Em 04/10/2020
Por
Alex Brito
A maior dificuldade para gestão pública municipal sem dúvida alguma é a restrição orçamentária imposta pela baixa capacidade de geração de recursos próprios. Portanto, o desafio para o próximo gestor de nossa cidade é saber como implementar mudanças e modificar o ritmo do que já vem sendo feito, com o dinheiro que temos. Não há dúvidas que a maior inovação que se pode querer é garantir direitos com a máxima celeridade possível, afinal a cidadania também tem pressa.
Talvez uma forma de mitigar os constrangimentos impostos pela dura realidade das finanças públicas municipais seja a cooperação intermunicipal para tratar dos problemas prementes comuns ao território contíguo das municipalidades. Sim, é necessário o compartilhamento de esforços que transcendem os limites municipais para enfrentar as dificuldades nossas de cada dia. E elas são enormes: os óbices na infraestrutura, na saúde, na educação, na segurança pública, e por aí vai.
Uma maneira de enfrentar o problema é organizar a região metropolitana a partir de consórcios intermunicipais para gerir a cidade e seu entorno. Como os consórcios demandam, por natureza, relações de cooperação, à medida que são produtos da vontade autônoma dos municípios, é possível que se constituam não apenas como instrumentos de políticas, mas, também, como uma política de se fazer políticas. Podem, assim, ser uma nova forma de se fazer a política, à medida que suscitam a colaboração na coprodução de suas ações, podendo fomentar processos efetivamente democráticos. No entanto, embora demandem cooperação, esta somente se consolida com efetiva participação.
A participação, além de cumprir um papel pedagógico e de controle é o elemento que enraíza as relações de cooperação, que se estabelecem pelo ato da vontade; em outras palavras, é a substância que fundamenta e origina estruturas organizacionais colaborativas ou de cooperação. Logo, uma política de consorciamento verdadeiramente democrática deverá ser, essencialmente, participativa. Assim os consórcios públicos só podem estabelecer um regime de cooperação na construção de políticas democráticas, se forem, por definição, participativos.
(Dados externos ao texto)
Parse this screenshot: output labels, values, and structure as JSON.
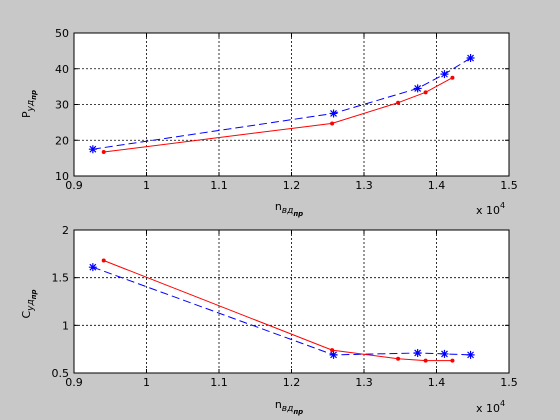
{
  "chart_data": [
    {
      "type": "line",
      "title": "",
      "ylabel_main": "P",
      "ylabel_sub": "уд",
      "ylabel_subsub": "пр",
      "xlabel_main": "n",
      "xlabel_sub": "вд",
      "xlabel_subsub": "пр",
      "x_exponent_base": "x 10",
      "x_exponent_power": "4",
      "xlim": [
        0.9,
        1.5
      ],
      "ylim": [
        10,
        50
      ],
      "xticks": [
        0.9,
        1.0,
        1.1,
        1.2,
        1.3,
        1.4,
        1.5
      ],
      "xtick_labels": [
        "0.9",
        "1",
        "1.1",
        "1.2",
        "1.3",
        "1.4",
        "1.5"
      ],
      "yticks": [
        10,
        20,
        30,
        40,
        50
      ],
      "ytick_labels": [
        "10",
        "20",
        "30",
        "40",
        "50"
      ],
      "grid": true,
      "series": [
        {
          "color": "#0000ff",
          "line_style": "dashed",
          "marker": "star",
          "x": [
            0.926,
            1.258,
            1.374,
            1.411,
            1.447
          ],
          "y": [
            17.5,
            27.5,
            34.5,
            38.5,
            43.0
          ]
        },
        {
          "color": "#ff0000",
          "line_style": "solid",
          "marker": "dot",
          "x": [
            0.941,
            1.256,
            1.347,
            1.385,
            1.422
          ],
          "y": [
            16.7,
            24.7,
            30.5,
            33.4,
            37.5
          ]
        }
      ]
    },
    {
      "type": "line",
      "title": "",
      "ylabel_main": "C",
      "ylabel_sub": "уд",
      "ylabel_subsub": "пр",
      "xlabel_main": "n",
      "xlabel_sub": "вд",
      "xlabel_subsub": "пр",
      "x_exponent_base": "x 10",
      "x_exponent_power": "4",
      "xlim": [
        0.9,
        1.5
      ],
      "ylim": [
        0.5,
        2.0
      ],
      "xticks": [
        0.9,
        1.0,
        1.1,
        1.2,
        1.3,
        1.4,
        1.5
      ],
      "xtick_labels": [
        "0.9",
        "1",
        "1.1",
        "1.2",
        "1.3",
        "1.4",
        "1.5"
      ],
      "yticks": [
        0.5,
        1.0,
        1.5,
        2.0
      ],
      "ytick_labels": [
        "0.5",
        "1",
        "1.5",
        "2"
      ],
      "grid": true,
      "series": [
        {
          "color": "#0000ff",
          "line_style": "dashed",
          "marker": "star",
          "x": [
            0.926,
            1.258,
            1.374,
            1.411,
            1.447
          ],
          "y": [
            1.61,
            0.69,
            0.71,
            0.7,
            0.69
          ]
        },
        {
          "color": "#ff0000",
          "line_style": "solid",
          "marker": "dot",
          "x": [
            0.941,
            1.256,
            1.347,
            1.385,
            1.422
          ],
          "y": [
            1.68,
            0.74,
            0.65,
            0.63,
            0.63
          ]
        }
      ]
    }
  ]
}
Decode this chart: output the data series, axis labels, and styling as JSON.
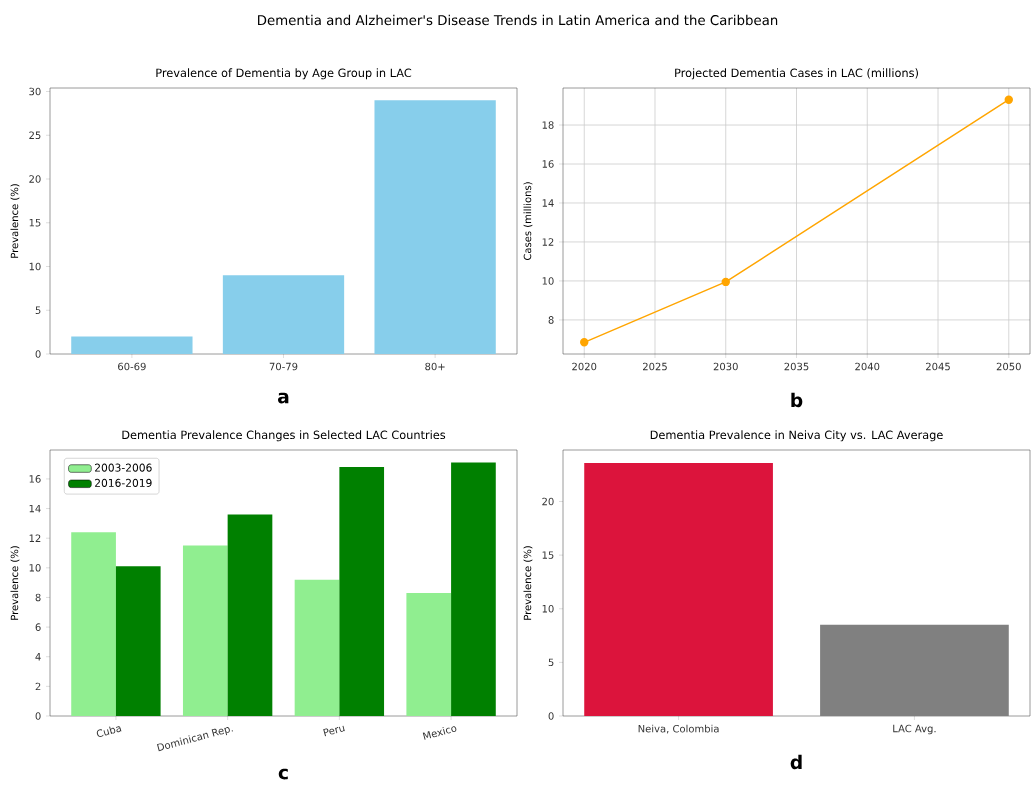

Além do regime de cooperação por ato de vontade, há alguns outros aspectos que potencializam os consórcios como capazes de promoverem a estruturação democrática das políticas públicas: os consórcios são iniciativas locais com grande capacidade de aderência ao território e às suas identidades locais; e, como já sabemos, o espaço local é o ambiente do aprendizado, onde o cidadão aprende a se autogovernar, é, portanto, o espaço, por excelência do aprendizado democrático.
Além disso, a gestão a partir do consorciamento intermunicipal pode, também, favorecer o alargamento do Estado, à medida em que pode ser percebida por algumas implicações que os consócios trazem à tona. Por exemplo: esses arranjos problematizam o protagonismo dos atores públicos e sociais nas políticas públicas de grande envergadura, como a política de saúde, de combate às desigualdades sociais, de transportes coletivo, de tratamento de resíduos sólidos, de desenvolvimento regional, entre outros, apontando que o protagonismo dos atores públicos federais pode ser relativizado, à medida que a participação dos consórcios em temas de grande envergadura permite que se redirecione o olhar para o papel dos entes municipais na produção ou desenvolvimento dessas políticas. Em outras palavras: os entes municipais, à medida que fomentam regimes de cooperação, para tratar das grandes questões públicas que atravessam o território, podem assumir o protagonismo na produção de políticas que reduzam as disparidades regionais.
Acreditamos, portanto, que os consórcios públicos intermunicipais podem inaugurar uma nova perspectiva de gestão pública, que reside na mudança nas relações entre os próprios entes públicos, modificando e ampliando o Estado, promovendo relações de reciprocidade baseadas em consenso, com a participação de atores civis e privados, ao invés de relações baseadas em hierarquias. Dessa forma, a relação de cooperação não tende a produzir um novo nível de governo, mas um espaço, ou uma outra maneira de relacionamento entre os entes públicos e privados, para compartilhar esforços na solução das grandes questões que afligem o cotidiano do cidadão.
Publicado originalmente no Jornal O Imparcial, 04/10/2020.